Optically evoked synaptic currents were measured by delivering two light pulses (1 ms, spaced 50 ms, generated by a CoolLED pE-300) focused on the sample through the ×40 immersion objective. Sweeps were delivered every 10 s. Synaptic responses were monitored while holding the membrane voltage at −70 mV (for oEPSCs) and +10 mV (for optogenetically evoked inhibitory postsynaptic currents (oIPSCs)). We monitored different light stimulation intensities before baseline recording to achieve oEPSC responses at approximately 50% of the maximal response. Access resistance (10–30 MΩ) was monitored throughout the experiment, and recordings were discarded from further analysis if resistance changed by more than 20%. The excitation–inhibition (oEPSC/oIPSC) ratio was calculated by dividing the amplitude of the oEPSC at −70 mV by the amplitude of the oIPSC at +10 mV during identical light intensity stimulation. To validate inhibitory and excitatory post-synaptic currents as γ-aminobutyric acid (GABA)ergic and glutamatergic, respectively, in a subset of cells the GABAa receptor antagonist SR 95531 hydrobromide (gabazine; 10 µM) was added to the bath while holding the cell at +10 mV, or the AMPA receptor antagonist 6,7-dinitroquinoxaline-2,3-dione (10 µM) while holding the cell at −70 mV. In another subset of cells, once the baseline measures were established, we tested for monosynaptic connectivity by bath application of 1 µM TTX, followed by 100 µM 4-AP, and measured the amplitude of post-synaptic currents returning following 4-AP application. On the basis of the signal-to-noise ratio of the recordings, currents under 5 pA were considered unreliable and not considered further, as were currents rescued by 4-AP application with an amplitude less than 10 pA (non-monosynaptic; two instances: 1 HVCX→HVCX and 1 HVCX→HVCRA).

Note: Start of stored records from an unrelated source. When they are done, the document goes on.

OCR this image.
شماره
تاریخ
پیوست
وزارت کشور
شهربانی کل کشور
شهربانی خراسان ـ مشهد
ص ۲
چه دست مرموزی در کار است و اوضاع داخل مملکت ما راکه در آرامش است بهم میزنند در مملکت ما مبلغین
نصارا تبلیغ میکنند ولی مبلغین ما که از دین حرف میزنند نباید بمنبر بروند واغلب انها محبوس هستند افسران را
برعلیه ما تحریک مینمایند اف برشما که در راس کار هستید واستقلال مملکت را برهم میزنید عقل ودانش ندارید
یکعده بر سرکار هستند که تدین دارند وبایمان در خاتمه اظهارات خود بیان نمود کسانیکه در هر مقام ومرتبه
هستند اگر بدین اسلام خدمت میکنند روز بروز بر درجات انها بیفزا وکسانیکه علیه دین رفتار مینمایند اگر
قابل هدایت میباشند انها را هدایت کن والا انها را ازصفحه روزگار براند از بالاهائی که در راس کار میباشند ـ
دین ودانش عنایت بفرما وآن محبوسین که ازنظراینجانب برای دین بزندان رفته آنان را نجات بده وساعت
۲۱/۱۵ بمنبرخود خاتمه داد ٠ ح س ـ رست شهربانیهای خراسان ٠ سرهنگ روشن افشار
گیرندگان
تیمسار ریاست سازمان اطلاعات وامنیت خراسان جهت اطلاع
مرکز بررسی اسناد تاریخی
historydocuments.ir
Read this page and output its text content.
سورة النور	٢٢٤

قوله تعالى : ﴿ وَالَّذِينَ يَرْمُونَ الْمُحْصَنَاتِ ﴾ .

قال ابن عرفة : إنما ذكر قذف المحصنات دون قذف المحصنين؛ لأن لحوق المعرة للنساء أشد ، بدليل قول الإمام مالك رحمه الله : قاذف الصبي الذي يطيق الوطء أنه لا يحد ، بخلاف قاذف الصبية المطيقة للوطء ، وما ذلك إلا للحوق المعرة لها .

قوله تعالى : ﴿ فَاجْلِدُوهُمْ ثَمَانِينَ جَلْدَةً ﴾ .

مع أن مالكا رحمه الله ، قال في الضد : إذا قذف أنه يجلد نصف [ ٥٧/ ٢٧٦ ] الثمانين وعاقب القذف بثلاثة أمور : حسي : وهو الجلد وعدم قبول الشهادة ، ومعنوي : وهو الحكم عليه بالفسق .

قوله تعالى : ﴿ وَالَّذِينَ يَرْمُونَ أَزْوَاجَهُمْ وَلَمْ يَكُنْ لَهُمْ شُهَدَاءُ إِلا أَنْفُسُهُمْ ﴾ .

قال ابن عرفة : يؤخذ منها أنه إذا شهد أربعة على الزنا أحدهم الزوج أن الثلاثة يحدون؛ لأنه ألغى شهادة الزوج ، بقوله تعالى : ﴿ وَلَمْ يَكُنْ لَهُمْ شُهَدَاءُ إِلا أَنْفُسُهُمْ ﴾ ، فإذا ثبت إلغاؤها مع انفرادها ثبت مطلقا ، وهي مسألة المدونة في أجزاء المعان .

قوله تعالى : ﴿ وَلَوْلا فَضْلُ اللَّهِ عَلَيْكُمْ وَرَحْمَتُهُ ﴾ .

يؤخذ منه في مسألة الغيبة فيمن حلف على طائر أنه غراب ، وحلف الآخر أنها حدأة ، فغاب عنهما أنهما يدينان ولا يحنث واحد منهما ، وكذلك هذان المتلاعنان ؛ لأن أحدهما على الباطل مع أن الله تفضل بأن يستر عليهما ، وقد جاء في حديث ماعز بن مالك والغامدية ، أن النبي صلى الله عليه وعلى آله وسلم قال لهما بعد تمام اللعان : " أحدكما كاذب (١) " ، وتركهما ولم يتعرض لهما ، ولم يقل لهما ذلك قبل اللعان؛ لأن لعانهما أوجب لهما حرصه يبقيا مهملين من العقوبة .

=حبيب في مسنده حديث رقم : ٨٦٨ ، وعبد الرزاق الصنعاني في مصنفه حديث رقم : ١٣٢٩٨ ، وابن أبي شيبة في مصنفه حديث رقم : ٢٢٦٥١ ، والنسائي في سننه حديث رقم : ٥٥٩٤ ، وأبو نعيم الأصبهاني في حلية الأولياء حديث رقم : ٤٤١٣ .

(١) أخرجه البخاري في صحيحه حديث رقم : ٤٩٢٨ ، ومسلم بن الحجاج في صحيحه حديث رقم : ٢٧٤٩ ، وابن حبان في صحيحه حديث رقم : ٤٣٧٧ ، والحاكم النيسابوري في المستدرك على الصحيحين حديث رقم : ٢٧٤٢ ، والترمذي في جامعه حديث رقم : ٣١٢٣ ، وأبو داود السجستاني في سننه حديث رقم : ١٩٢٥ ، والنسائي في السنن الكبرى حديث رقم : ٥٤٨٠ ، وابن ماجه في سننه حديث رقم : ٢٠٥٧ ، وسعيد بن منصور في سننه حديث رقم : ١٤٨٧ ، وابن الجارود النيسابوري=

Histology and immunohistochemistry

Birds were anaesthetized with EUTHASOL (Virbac) and transcardially perfused with 4% paraformaldehyde in phosphate-buffered saline (PBS). Free-floating sagittal sections (30 µm) were cut using a cryostat (Leica CM1950). These sections were first washed in PBS, then blocked in 3% bovine serum albumin in 0.3% Triton X-100 in PBS for 1 h at room temperature and incubated with primary antibodies (α-NeuN MAB377, Millipore, 1:500; α-GFP a11122, Invitrogen, 1:1,000) diluted in the blocking buffer at 4 °C for 24 h. The slices were washed with PBS and incubated at room temperature for 2 h with fluorescent secondary antibodies (Jackson 715-605-150 Alexa Fluor 647-conjugated donkey anti-mouse for NeuN and Millipore A21206 Alexa Fluor 488-conjugated goat anti-rabbit for GFP), diluted in blocking buffer). After PBS wash, sections were mounted onto slides with Fluoromount-G (eBioscience). Composite images were acquired and stitched using an LSM 880 or LSM 710 laser scanning confocal microscope (Carl Zeiss) and/or a ZEISS Axio Scan Z1 (University of Texas Southwestern Medical Center Whole Brain Microscopy Facility; RRID: SCR_017949). Image analyses were performed using ImageJ. After electrophysiological recordings, the slices were incubated in 4% paraformaldehyde in PBS. Sections were then washed in PBS, mounted on glass slides with Fluoromount-G (eBioscience) and visualized under an LSM 880 laser scanning confocal microscope (Carl Zeiss). In situ hybridization experiments were conducted as previously reported.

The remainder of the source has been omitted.